Royce Hall, Rm 243
During the Period of Northern and Southern Dynasties (420-589 CE), rival regimes engaged in both military and cultural competitions, appropriating shared symbolic repertoires to assert political legitimacy. At the forefront of the “war of words” were royal envoys, who traveled across borders and debated with their hosts on various cultural matters, during which the very concept of legitimacy became a contentious issue susceptible to verbal manipulation. One prevalent rhetorical device employed for legitimation was forming analogies. The rhetoric of analogy draws parallels between the current state and previous glorious empires such as Zhou and Han, thereby constructing a lineage of cultural inheritance. However, in the diplomatic context, any proposed resemblances faced scrutiny from interlocutors, and triangulating “we,” “you,” and “the past” could also potentially unravel the lineage of political legitimacy accepted within one court community. This talk examines how the rhetoric of analogy was employed, denied, and stretched to the limit in the early medieval diplomatic context and how the mismatch between rhetoric and reality prompted reflections on legitimacy as a discursive construct. This talk will also discuss the era’s deepened rhetorical awareness and explore legitimacy not as a system of thought but as discursive relations.

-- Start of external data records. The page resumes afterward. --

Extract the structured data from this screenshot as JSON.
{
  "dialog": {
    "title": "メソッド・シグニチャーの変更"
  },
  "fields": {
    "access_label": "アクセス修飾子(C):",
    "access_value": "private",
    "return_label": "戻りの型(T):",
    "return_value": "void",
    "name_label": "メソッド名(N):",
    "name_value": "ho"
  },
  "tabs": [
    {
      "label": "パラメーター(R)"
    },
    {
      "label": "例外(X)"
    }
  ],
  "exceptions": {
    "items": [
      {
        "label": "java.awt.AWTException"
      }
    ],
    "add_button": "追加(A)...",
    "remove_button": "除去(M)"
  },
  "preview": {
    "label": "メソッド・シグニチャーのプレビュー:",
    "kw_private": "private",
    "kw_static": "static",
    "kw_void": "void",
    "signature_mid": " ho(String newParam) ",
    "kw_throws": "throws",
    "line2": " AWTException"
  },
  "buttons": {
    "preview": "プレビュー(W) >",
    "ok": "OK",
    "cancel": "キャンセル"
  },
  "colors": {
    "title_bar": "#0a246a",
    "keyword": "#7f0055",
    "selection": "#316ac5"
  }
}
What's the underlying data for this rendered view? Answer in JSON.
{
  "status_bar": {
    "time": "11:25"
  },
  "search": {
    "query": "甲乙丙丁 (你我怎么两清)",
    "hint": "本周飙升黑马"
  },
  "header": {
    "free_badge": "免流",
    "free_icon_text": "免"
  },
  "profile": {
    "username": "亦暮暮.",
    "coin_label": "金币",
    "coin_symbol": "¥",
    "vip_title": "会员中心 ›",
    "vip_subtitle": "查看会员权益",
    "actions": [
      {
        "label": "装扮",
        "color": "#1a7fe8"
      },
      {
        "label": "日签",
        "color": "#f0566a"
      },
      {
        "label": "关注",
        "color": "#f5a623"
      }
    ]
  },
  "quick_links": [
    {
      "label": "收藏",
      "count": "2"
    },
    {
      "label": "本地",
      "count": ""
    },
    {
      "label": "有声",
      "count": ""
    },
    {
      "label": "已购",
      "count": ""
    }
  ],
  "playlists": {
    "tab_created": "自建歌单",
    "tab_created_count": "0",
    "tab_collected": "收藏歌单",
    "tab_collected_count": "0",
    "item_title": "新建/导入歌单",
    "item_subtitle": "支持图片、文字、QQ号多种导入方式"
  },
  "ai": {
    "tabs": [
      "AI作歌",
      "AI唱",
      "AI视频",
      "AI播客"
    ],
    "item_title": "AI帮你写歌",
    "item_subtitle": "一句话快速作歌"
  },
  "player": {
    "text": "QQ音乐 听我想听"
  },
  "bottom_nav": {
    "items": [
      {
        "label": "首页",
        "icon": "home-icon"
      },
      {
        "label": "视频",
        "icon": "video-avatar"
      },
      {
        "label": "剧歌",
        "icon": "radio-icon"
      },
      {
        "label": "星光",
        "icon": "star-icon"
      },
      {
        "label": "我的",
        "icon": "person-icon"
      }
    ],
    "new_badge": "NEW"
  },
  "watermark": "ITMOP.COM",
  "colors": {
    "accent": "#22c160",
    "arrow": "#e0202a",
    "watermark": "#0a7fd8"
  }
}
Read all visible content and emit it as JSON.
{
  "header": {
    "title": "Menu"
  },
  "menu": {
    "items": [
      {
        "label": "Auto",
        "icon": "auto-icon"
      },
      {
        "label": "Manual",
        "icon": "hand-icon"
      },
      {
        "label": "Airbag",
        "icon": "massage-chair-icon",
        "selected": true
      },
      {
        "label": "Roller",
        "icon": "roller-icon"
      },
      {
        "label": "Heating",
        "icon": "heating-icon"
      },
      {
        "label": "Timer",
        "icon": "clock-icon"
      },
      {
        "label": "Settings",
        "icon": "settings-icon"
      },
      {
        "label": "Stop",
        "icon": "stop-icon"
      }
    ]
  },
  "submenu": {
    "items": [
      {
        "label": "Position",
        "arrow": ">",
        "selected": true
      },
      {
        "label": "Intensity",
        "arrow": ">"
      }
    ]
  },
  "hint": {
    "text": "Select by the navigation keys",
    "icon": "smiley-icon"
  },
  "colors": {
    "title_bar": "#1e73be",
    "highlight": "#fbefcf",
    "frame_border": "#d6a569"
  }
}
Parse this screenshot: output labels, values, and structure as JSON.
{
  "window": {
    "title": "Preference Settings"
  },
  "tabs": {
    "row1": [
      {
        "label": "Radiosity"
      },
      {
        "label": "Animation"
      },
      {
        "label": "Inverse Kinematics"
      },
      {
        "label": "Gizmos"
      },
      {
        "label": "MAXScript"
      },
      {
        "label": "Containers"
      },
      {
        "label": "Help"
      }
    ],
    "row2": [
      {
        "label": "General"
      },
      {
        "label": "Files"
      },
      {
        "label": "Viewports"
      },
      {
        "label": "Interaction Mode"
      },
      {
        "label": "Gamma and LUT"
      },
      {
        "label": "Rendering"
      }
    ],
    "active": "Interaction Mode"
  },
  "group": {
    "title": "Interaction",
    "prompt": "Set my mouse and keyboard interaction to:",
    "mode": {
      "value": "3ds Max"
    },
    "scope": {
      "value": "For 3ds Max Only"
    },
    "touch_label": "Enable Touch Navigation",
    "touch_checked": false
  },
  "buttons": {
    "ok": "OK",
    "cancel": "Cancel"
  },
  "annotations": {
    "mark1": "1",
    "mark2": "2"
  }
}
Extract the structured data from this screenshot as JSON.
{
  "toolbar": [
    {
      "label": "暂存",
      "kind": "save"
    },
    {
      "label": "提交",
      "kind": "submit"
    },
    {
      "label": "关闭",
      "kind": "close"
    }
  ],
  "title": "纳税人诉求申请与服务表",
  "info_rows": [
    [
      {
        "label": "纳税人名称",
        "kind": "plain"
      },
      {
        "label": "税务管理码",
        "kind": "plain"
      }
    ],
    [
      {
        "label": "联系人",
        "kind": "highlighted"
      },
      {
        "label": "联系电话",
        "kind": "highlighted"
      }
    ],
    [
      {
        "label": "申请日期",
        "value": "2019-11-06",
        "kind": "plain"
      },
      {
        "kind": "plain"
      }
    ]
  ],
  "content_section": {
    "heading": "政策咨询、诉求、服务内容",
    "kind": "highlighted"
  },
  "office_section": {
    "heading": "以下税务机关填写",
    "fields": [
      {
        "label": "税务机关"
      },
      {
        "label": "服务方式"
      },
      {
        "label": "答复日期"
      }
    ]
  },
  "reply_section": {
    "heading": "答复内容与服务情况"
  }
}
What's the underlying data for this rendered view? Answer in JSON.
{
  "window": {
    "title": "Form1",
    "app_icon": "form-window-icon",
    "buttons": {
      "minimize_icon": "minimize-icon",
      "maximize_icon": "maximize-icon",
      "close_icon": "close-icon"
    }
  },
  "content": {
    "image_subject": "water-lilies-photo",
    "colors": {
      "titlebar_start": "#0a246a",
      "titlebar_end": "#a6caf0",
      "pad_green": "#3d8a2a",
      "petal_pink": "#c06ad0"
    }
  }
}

Lu Kou is an Assistant Professor of East Asian Languages and Cultures at Columbia University, specializing in medieval Chinese literature. He received his Ph.D. from Harvard University in 2018. His research interests include court culture, theories of rhetoric, historiography, bureaucracy and literature, and the global Middle Ages. He is currently completing his book manuscript titled War of Words: Courtly Exchange and the Discourse of Legitimacy in Early Medieval China.